Außerdem verfügt die KDA über eine spezifische Begrifflichkeit.³⁸ Unter Diskurs wird nicht das gesprochene Wort verstanden, stattdessen ist der Diskurs nach Foucault

eine Reihe von Elementen, die innerhalb eines allgemeinen Machtmechanismus operieren. Darum muss man im Diskurs eine Folge von Ereignissen, zum Beispiel von politischen Ereignissen sehen, die der Macht als Vehikel dienen und über die sie ihre Ausrichtung erfährt (Foucault 2003f, 595).

Insofern vermittelt der Diskurs eine normative, regelgeleitete Vorgabe eines Wissens über die Ordnung der Dinge und damit verbundene Rationalitäten. Mit Wissen ist dabei nicht das individuelle Wissen gemeint, sondern es wird auf eine „überindividuelle symbolische Ordnung" (Bublitz 1999, 13) referiert, die fest an regelförmige gesellschaftliche Praktiken gekoppelt ist. Der Diskurs lässt sich entsprechend als Praktik beschreiben, die Wahrheiten und Wissen produziert, die sich als eine fluktuierende soziale Ordnung zusammenfügt und innerhalb derer Handlungsappelle ausgegeben werden (Link 2006a, 41). Demgemäß tragen Diskurse immer Machteffekte, denn so Foucault weiter:

Die Macht ist weder Quelle noch Ursprung des Diskurses. Die Macht vollzieht sich über den Diskurs, denn der Diskurs ist selbst ein Element in einem strategischen Dispositiv aus Machtbeziehungen (Foucault 2003f, 595).
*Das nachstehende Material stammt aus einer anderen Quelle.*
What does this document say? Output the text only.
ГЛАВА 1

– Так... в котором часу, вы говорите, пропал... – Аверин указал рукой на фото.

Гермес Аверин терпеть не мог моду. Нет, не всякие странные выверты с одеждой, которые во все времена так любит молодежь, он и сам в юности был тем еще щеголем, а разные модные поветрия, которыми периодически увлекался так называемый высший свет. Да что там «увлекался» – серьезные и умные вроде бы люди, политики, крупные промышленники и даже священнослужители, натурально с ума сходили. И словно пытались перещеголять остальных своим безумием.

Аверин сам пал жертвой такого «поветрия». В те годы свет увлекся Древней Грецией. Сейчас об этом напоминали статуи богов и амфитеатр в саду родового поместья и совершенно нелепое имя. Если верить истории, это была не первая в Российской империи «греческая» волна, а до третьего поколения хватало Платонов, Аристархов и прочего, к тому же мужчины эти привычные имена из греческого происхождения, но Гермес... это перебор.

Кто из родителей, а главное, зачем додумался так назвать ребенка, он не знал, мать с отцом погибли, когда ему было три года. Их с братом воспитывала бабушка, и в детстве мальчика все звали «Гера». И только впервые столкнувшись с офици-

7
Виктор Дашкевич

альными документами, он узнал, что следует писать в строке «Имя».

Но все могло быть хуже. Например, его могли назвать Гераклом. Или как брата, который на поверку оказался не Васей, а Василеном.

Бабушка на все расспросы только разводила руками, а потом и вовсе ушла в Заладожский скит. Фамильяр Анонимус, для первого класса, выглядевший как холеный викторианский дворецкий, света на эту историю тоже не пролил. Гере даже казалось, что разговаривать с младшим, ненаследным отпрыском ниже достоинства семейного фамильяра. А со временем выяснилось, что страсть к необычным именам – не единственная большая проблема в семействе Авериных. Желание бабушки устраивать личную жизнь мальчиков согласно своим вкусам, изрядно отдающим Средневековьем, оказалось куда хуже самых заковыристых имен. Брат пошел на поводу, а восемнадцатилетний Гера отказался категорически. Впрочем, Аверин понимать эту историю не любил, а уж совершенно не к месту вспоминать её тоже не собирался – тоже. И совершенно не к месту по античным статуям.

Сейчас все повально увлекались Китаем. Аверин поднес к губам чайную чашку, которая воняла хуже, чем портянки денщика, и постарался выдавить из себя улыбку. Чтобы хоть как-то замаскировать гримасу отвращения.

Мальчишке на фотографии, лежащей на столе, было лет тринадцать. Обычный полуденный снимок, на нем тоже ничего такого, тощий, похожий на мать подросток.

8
Eine Analyse intendiert, gerade diese aufzuspüren, indem sie die Strukturen von Symbolik und Genre, Ton, Verfahren, Stil sowie Deutungsmuster und Argumentationsfiguren herausarbeitet (Link 1984, 63). Diese Suche nach den Regeln, der Ordnung, Abläufen, diskursiven Verknüpfungen ersetzt die Suche nach einem ontischen Ursprung und eröffnet den Blick auf Wissensbestände innerhalb soziokultureller und politischer Gemeinschaften (Foucault 2003d, 247f.). Jäger wählte hierfür die Metapher des „Flusses von ‚sozialen Wissensvorräten‘ durch die Zeit" (Jäger 1999, 136). Die jeweiligen kulturellen Sagbarkeits- und Wissensräume sind dabei quasi durch Ufer begrenzt, innerhalb derer sich der Diskurs dahinschlängelt, die er bei Zeiten jedoch zu überschwemmen sucht, um sich möglicherweise ein neues Flussbett zu verschaffen. Auch wenn eine Umlenkung des Flusses nicht so einfach möglich ist, da durch den Diskurs Vorgaben für Kontroll- und Regulierungsprozeduren festgelegt werden, die im Sinne eines Anspruchs auf Machterhalt Geltung beanspruchen. Als besonders wirkungsvoll erweist sich dabei die Begrenzung legitimer Sprechpositionen (Bublitz 1999, 13; Foucault 2003c, 26; Link 2006a, 41).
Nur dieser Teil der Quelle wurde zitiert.